Smith Under Pressure On Greenhouse Gas Emissions Target
July 15th, 2009
• 40% by 2020 campaign has legs.
• Target impossible, says Smith.
• Farm lobby out of step.
Public meetings in urban centres will have left Environment Minister Nick Smith under no illusion that there is a well-organised lobby for the Greenpeace/Oxfam- sponsored greenhouse gas emissions target of a 40% cut from 1990 emissions levels by 2020. In heavily attended public consultation meetings in Wellington, Auckland and Christchurch last week, Smith fronted lively crowds packed with supporters of the 40% by 2020 campaign.
This week’s meetings in provincial centres will be an interesting gauge of the public mood closer to the agricultural heartland. The consultations precede a government decision on a 2020 target which is required before talks in Bonn next month, ahead of this December’s post-Kyoto Protocol negotiations in Copenhagen. While Smith got brownie points for fronting up, he _had a hard sell when it came to arguing 40% by 2020 – a cut of more than 60% from 2009 emission levels – is unrealistic because of its impact on the wider economy.
Smith says of the 40% by 2020 target – “that’s Tiwi Point aluminium smelter gone, NZ Steel gone, and no emissions from the transport sector. I challenge those who take the that point of view, are they willing to be upfront with NZers?” The meetings are also exposing the gulf between supporters of a tough target and the farming lobby, parts of which believe agriculture should be permanently exempted from the Emissions Trading Scheme. Federated Farmers’ president Don Nicolson has summed up his organisation’s “bottom line”, saying primary food production “sustains life” and should therefore have “no role in any ETS. Period. This does not mean a free ride for agriculture. Farmers will pay through fuel, electricity, building materials, fertiliser and the many other farm inputs we consume. What we are seeking is an end to the biological calculation nonsense.”

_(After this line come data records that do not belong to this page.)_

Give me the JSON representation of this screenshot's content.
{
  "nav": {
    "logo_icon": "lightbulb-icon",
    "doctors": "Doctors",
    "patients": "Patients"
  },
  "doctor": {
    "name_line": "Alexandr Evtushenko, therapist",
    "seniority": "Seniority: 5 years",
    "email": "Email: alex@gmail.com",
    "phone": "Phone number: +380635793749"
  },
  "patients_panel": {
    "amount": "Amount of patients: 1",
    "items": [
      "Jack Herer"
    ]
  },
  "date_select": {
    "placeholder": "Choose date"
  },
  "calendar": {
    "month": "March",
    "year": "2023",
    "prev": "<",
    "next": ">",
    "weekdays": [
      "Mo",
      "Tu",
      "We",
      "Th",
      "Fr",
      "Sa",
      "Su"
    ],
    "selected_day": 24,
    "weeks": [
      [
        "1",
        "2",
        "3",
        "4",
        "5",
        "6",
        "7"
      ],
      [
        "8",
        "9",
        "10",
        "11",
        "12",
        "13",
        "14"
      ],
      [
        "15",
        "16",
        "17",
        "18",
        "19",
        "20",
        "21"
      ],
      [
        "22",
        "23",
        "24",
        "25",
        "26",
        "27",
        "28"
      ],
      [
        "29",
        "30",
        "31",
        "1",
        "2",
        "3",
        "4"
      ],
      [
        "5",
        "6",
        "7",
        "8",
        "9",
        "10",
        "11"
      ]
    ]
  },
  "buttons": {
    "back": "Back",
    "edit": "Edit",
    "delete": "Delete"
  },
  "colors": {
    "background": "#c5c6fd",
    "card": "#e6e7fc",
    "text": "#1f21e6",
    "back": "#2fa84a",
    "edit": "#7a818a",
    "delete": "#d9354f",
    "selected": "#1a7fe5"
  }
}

Smith and Prime Minister John Key don’t sympathise with this view, but nor is it likely they will be willing to push harder than the current timetable, which at best sees agriculture entering the ETS in 2013, with full costs of emissions not borne until 2030. The recent Infometrics-NZIER review of the ETS suggested the difficulty of measuring GHG emissions from agriculture justified leaving it out of the scheme altogether while better measurement methods were established. However, pressure is building against the assumption agriculture cannot enter the ETS any time soon, with the Sustainability Council and Sustainable Energy Forum both arguing large reductions in GHG emissions are already available to the farming sector – at a profit – through the use of nitrification inhibitors and other new technologies.